Exactly, what the title says. Is “system” message necessary/useful when using “function calling” in the chat completions endpoint?
We have system prompt normally when we do the API calls. That is the one with “system” message. Is this even necessary or useful when doing custom functions? This is not clear looking at the documentation. For example in this official example, we don’t see any system message set.
curl https://api.openai.com/v1/chat/completions -u :$OPENAI_API_KEY -H 'Content-Type: application/json' -d '{
"model": "gpt-3.5-turbo-0613",
"messages": [
{"role": "user", "content": "What is the weather like in Boston?"}
],
"functions": [
{
"name": "get_current_weather",
"description": "Get the current weather in a given location",
"parameters": {
"type": "object",
"properties": {
"location": {
"type": "string",
"description": "The city and state, e.g. San Francisco, CA"
},
"unit": {
"type": "string",
"enum": ["celsius", "fahrenheit"]
}
},
"required": ["location"]
}
}
]
}'
Has anyone tried “system” message with custom functions.
What has your experience been so far?
I haven’t considered omitting it, just by the logic that gpt-3.5-turbo already comes with a whole bunch of training of how to act like a chatbot.
Why is that a consideration? Assigning your new training a new distinct system prompt or AI name you’ll use in practice immediately distinguishes your usage of functions from the typical system prompt of “you are an AI assistant” or “you are ChatGPT” that we expect OpenAI would have trained the chat-ready AI models on.
edit: removed my incorrect focus on fine tuning.
You can prompt the AI with the typical “you are a chatbot” system message and still get function calling. The frequency of when to use them to answer user questions often is not as desired by function description alone, so system message is needed to describe the application, and also to demand that AI only invokes functions after gathering all necessary input fields from the user, not by merely fabricating them.
Actually, that is what I am trying to do. I am making it take on a specific set of persona and act like a summarizer in a specific style. And also extract other data out of given data.
My goal is to later to take the JSON output to train and fine-tune the models.
So for now I will leave the system prompt there. I will later also report here how much does the system function affect in the function calling.

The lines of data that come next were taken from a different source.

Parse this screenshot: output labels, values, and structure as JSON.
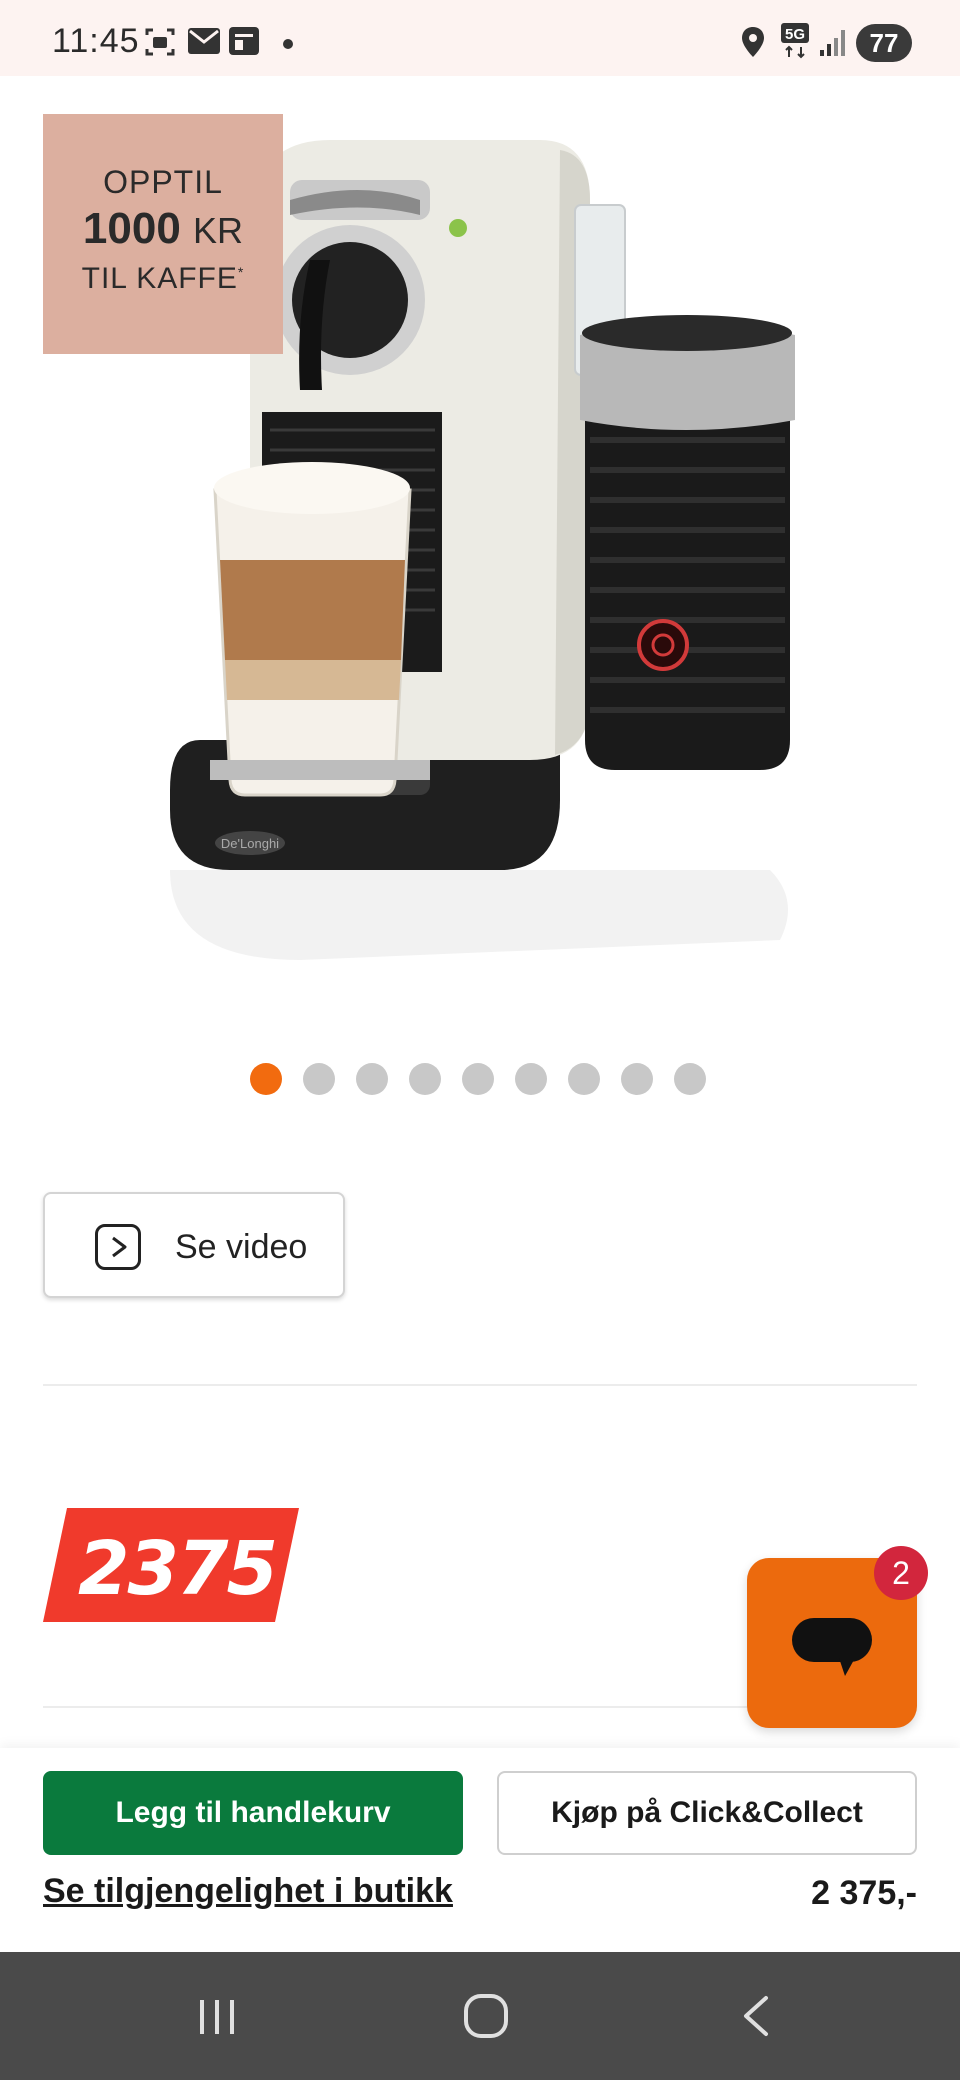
{
  "status_bar": {
    "time": "11:45",
    "battery": "77",
    "network": "5G",
    "icons": [
      "screenshot-icon",
      "mail-icon",
      "news-icon",
      "dot-icon",
      "location-icon",
      "signal-icon"
    ]
  },
  "gallery": {
    "promo_line1": "OPPTIL",
    "promo_amount": "1000",
    "promo_unit": "KR",
    "promo_line3": "TIL KAFFE",
    "promo_mark": "*",
    "product_brand": "De'Longhi",
    "total_images": 9,
    "active_index": 0
  },
  "video_button": {
    "label": "Se video"
  },
  "price": {
    "value": "2375"
  },
  "chat": {
    "badge_count": "2"
  },
  "actions": {
    "add_to_cart": "Legg til handlekurv",
    "click_collect": "Kjøp på Click&Collect",
    "store_availability": "Se tilgjengelighet i butikk",
    "price_display": "2 375,-"
  },
  "colors": {
    "accent_orange": "#f26b0f",
    "price_red": "#f03a2c",
    "cart_green": "#0a7a3d",
    "badge_red": "#d2263d",
    "promo_pink": "#dcaf9f"
  }
}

For sure, it’s why you can include the system prompt in your fine tuning data. If you intend to run a customised system prompt in your live application, it would make sense to train the model with that set as part of the data.
For posterity and other stumbling upon this thread, I have been heavily testing this over the last few days. Over, 100000 API calls made.
I can safely conclude that the the system message has a HUGE effect during function calling too. A large effect. Use it carefully, for it has big influence on the outputs.